The big career switch: From rock star to drug counselor
Who pulled it off?
Brooklynite Jimmy Destri, 54, was the keyboard player of Blondie.
Why did your rock star life crash?
Performing was such a rush, I had to continue the high offstage. I was a profound coke addict for 25 years. My life fell apart. Rock bottom was my 17-year-old daughter cutting me loose. I checked into St. Jude, a retreat upstate. I stopped using blow that day in '03.
How did you get into counseling?
What worked for me could work for other addicts. I'd had EMT training and studied counseling part-time at CUNY for two years. I work with patients at Carnegie Hill Institute uptown and am about to earn my wings as a credentialed alcohol and substance abuse counselor. (www.carnegiehill-inst.com)
What's your day like?
I lead groups and see patients one-on-one. I'm their case manager and number-one advocate. I get deep into patients' lives and help them deal with all their issues, because drugs aren't the problem. They're the symptom of a messed-up life.

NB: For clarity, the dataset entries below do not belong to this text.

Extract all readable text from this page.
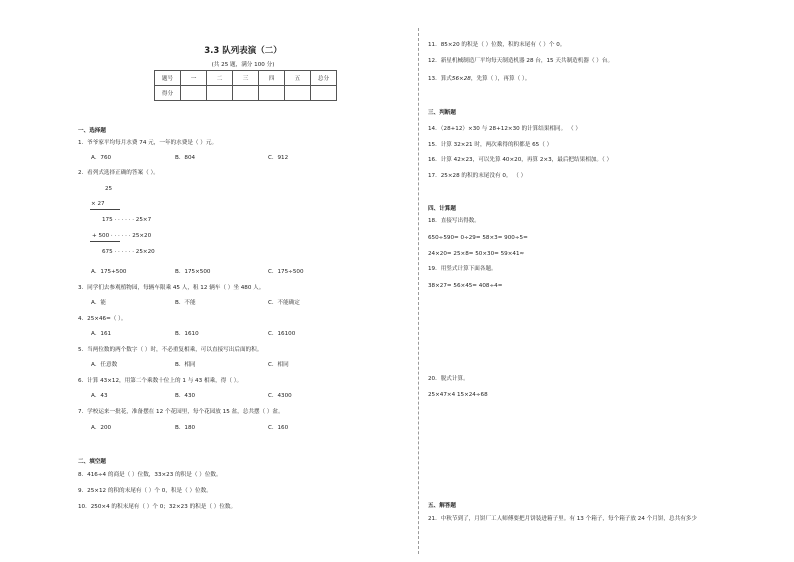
3.3 队列表演（二）
(共 25 题，满分 100 分)
题号	一	二	三	四	五	总分
得分						
一、选择题
1．爷爷家平均每月水费 74 元，一年的水费是（ ）元。
A．760	B．804	C．912
2．看列式选择正确的答案（ ）。
25
× 27
175 · · · · · · 25×7
+ 500 · · · · · · 25×20
675 · · · · · · 25×20
A．175+500	B．175×500	C．175÷500
3．同学们去参观植物园，每辆车限乘 45 人，租 12 辆车（ ）坐 480 人。
A．能	B．不能	C．不能确定
4．25×46=（ ）。
A．161	B．1610	C．16100
5．当两位数的两个数字（ ）时，不必重复相乘，可以直接写出后面的积。
A．任意数	B．相同	C．相同
6．计算 43×12，用第二个乘数十位上的 1 与 43 相乘，得（ ）。
A．43	B．430	C．4300
7．学校运来一批花，准备摆在 12 个花园里，每个花园放 15 盆，总共摆（ ）盆。
A．200	B．180	C．160
二、填空题
8．416÷4 的商是（ ）位数，33×23 的积是（ ）位数。
9．25×12 的积的末尾有（ ）个 0，积是（ ）位数。
10．250×4 的积末尾有（ ）个 0；32×23 的积是（ ）位数。
11．85×20 的积是（ ）位数，积的末尾有（ ）个 0。
12．新星机械制造厂平均每天制造机器 28 台，15 天共制造机器（ ）台。
13．算式56×28，先算（ ），再算（ ）。
三、判断题
14．（28+12）×30 与 28+12×30 的计算结果相同。 （ ）
15．计算 32×21 时，两次乘得的积都是 65（ ）
16．计算 42×23，可以先算 40×20，再算 2×3，最后把结果相加。（ ）
17．25×28 的积的末尾没有 0。 （ ）
四、计算题
18．直接写出得数。
650÷590= 0÷29= 58×3= 900÷5=
24×20= 25×8= 50×30= 59×41≈
19．用竖式计算下面各题。
38×27= 56×45= 408÷4=
20．脱式计算。
25×47×4 15×24÷68
五、解答题
21．中秋节到了，月饼厂工人师傅要把月饼装进箱子里。有 13 个箱子，每个箱子放 24 个月饼，总共有多少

Who succeeds in this intense occupation?
Empathy and connection are key - you have to understand what addicts go through, and give them hope even if they have none. I tell my patients, don't do this for yourself, do it for your mom, your partner or your kid. You need a ton of personal strength and the ability to set boundaries. You have to be patient, organized and good with red tape. And you need a state-of-the-art b.s. detector.
What's in it for you?
Social service salaries aren't huge. But helping someone get their life together is the most beautiful feeling.
What else is there to know?
Believe me, drugs are as glamorous as a garbage truck. Living a real life is better than living the high life.